Cachez cette agonie que je ne saurais voir

Pourquoi la mort est-elle devenue obscène dans notre société ?

Plutôt que de se prononcer sur le fond, qui doit être réservé au philosophe, je vous propose d’interroger la question elle-même du point de vue de l’histoire des sensibilités. Pourquoi nos ancêtres acceptaient-ils l’agonie et la vivaient comme le point culminant d’une vie et pourquoi cette ultime étape apparaît-elle à la plupart d’entre nous comme superflue ? Tel un épisode inutile qu’il est préférable de zaper ? La mort d’autrefois était inscrite dans un rituel et elle prenait sens. La mort, aujourd’hui, est ressentie comme vaguement obscène. Pourquoi ?

Quelques pistes.

La plus évidente, c’est que l’esprit du temps valorise le bien-être, le plaisir, la jeunesse et la santé ; tout ce qui est susceptible de provoquer la souffrance mérite d’être combattu. Les anciennes morales sont progressivement remplacées par des techniques de bien-être. Au JT, l’éternel reportage sur les plages de l’été : il fait beau, « on en profite ».

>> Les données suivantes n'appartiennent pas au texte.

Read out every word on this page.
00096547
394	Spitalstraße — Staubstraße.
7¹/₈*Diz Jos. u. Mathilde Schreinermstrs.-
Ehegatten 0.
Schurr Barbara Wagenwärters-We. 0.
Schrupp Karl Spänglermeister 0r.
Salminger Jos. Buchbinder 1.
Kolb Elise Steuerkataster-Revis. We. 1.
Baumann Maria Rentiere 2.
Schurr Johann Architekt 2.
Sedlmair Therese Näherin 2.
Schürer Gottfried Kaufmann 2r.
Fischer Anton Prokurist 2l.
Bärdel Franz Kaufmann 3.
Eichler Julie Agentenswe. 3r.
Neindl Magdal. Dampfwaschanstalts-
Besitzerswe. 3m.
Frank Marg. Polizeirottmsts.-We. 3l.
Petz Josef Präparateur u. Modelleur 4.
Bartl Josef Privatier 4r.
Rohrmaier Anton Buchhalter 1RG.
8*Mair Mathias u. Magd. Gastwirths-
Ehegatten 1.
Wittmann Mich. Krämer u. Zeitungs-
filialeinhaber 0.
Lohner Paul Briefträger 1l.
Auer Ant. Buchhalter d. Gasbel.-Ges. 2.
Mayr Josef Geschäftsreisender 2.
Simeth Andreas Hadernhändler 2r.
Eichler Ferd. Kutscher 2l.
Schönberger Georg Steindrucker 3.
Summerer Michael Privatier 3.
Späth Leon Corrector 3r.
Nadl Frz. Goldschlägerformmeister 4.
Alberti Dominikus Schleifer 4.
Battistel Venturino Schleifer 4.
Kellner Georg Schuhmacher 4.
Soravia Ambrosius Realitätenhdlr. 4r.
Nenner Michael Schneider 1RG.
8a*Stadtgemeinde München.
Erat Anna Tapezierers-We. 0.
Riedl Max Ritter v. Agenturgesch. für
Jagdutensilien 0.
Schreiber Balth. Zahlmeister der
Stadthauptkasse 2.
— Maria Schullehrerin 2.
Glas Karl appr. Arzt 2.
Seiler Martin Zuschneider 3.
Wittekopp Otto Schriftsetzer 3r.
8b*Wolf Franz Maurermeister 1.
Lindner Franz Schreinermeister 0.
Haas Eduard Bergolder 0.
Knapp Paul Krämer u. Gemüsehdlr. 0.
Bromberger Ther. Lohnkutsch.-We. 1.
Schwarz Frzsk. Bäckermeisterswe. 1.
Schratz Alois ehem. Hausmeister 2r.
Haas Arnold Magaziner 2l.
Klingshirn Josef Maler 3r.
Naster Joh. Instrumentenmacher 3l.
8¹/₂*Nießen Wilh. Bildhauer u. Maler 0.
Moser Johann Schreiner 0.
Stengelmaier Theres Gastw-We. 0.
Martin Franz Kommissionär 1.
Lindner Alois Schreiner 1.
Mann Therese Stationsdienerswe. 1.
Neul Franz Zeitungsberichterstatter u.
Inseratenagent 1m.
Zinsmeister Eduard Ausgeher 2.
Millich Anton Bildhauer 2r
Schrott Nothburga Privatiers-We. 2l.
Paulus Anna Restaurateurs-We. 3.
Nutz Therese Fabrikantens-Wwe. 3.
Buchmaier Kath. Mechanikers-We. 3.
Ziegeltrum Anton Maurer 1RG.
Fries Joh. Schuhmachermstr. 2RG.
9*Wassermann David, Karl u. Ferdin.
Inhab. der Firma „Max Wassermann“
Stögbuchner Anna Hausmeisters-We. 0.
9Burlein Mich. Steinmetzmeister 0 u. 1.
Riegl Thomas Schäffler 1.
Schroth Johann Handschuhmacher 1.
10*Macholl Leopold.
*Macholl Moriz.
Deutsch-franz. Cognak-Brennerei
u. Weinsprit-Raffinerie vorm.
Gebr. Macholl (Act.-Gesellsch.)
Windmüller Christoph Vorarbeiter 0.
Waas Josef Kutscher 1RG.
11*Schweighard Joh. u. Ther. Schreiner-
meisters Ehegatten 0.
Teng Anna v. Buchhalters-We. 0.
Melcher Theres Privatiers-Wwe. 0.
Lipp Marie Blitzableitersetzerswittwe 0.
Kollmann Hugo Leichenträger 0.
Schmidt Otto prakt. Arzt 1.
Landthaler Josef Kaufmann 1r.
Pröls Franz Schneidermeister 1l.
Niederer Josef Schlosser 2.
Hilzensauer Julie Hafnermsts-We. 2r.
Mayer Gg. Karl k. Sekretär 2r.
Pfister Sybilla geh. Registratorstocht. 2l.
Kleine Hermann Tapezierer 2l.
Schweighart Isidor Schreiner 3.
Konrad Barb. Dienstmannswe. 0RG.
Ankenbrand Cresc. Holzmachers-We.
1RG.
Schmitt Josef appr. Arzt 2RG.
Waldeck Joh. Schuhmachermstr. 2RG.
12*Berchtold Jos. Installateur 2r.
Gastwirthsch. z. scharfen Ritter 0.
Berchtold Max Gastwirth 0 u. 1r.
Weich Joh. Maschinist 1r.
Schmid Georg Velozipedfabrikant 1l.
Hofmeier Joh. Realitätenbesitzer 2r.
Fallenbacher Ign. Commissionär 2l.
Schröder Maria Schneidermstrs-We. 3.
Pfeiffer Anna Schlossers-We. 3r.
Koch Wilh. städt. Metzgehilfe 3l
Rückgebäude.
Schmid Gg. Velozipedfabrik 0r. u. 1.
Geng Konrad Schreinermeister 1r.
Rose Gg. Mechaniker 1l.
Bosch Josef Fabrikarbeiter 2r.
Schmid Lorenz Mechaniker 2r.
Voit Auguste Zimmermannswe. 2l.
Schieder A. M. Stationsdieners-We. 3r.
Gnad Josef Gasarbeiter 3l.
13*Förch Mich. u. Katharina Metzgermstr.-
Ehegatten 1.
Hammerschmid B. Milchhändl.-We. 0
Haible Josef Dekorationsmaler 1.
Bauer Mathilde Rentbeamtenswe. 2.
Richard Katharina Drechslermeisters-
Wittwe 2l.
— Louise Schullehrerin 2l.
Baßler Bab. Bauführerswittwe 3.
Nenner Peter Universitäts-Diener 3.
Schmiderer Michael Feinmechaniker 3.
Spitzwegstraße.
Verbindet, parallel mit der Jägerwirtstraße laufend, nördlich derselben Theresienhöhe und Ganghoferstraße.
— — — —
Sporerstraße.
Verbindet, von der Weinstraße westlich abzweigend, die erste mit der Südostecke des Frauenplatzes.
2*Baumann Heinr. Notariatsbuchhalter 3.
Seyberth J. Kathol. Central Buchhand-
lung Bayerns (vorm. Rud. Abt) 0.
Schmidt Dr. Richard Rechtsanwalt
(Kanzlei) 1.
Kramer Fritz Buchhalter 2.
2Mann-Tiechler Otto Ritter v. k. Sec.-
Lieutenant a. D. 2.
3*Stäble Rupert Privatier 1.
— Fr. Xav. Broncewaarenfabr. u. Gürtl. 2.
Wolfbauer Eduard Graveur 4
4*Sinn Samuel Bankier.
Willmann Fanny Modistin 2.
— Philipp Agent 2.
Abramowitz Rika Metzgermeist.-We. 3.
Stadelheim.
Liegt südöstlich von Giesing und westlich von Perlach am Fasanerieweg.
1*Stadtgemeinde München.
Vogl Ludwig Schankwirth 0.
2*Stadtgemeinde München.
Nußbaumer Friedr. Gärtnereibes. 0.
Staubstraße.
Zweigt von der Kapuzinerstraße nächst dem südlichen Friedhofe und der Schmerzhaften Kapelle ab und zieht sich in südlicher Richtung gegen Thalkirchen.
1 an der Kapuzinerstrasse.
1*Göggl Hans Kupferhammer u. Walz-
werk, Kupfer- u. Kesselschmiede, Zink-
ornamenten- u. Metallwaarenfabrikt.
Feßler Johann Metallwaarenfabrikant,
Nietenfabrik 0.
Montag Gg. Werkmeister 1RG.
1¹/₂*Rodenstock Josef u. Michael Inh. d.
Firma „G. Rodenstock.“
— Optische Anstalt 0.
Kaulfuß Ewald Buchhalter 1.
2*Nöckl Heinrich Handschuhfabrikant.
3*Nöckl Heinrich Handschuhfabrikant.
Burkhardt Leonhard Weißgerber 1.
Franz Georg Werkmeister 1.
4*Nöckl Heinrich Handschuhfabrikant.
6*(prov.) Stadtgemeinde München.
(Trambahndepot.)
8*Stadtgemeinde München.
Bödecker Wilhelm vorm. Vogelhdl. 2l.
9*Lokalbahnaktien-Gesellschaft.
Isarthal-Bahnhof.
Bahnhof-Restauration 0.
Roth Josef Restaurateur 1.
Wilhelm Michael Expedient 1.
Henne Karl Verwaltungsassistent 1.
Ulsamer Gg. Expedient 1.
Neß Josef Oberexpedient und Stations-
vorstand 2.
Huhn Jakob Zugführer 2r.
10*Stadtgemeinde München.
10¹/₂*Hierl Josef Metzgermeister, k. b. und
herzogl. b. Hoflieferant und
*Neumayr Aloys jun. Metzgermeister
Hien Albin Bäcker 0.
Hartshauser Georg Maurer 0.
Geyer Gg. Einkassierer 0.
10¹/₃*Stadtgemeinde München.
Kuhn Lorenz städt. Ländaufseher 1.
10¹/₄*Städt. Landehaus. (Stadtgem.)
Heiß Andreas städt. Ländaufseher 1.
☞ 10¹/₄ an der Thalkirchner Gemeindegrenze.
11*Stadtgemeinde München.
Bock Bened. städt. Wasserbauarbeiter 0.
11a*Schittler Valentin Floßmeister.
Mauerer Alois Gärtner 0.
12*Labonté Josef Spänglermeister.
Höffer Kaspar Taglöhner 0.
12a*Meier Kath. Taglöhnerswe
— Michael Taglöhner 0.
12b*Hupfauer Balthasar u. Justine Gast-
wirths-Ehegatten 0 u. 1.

Trahison : le beau slogan subversif des situationnstes « jouissez sans entraves » a été décliné en mille slogans par l’industrie publicitaire au profit de la société marchande. La vie mérite d’être vécue pour autant que notre appétit de consommation et notre capacité à le satisfaire demeure intacts. Dans le cas contraire, nous devenons une gêne pour le système. Un non-consommateur est un mauvais citoyen. De même que le chômeur donne mauvaise conscience à ceux qui ont pu se maintenir à flot, l’agonisant dérange parce qu’il nous renvoie à l’absurdité de notre existence.

Notre société ne croit ni à l’existence du Mal – c’est pourquoi elle refuse de reconnaître un ennemi en celui qui lui déclare la guerre, ni à la valeur de la souffrance. L’agonisant a honte d’enfreindre la loi de l’époque. Sa souffrance est de mauvais goût et elle incommode ses proches. Autrefois, on mourait chez soi, entouré des siens, comme dans les tableaux de Greuze. Cela faisait partie du cycle accepté. Aujourd’hui, on devrait faire ça en cachette, dans un lieu sous-terrain et aseptisé, secondé par quelques professionnels en blanc. Le plus vite sera le mieux. La mort n’a simplement plus de place dans nos vies.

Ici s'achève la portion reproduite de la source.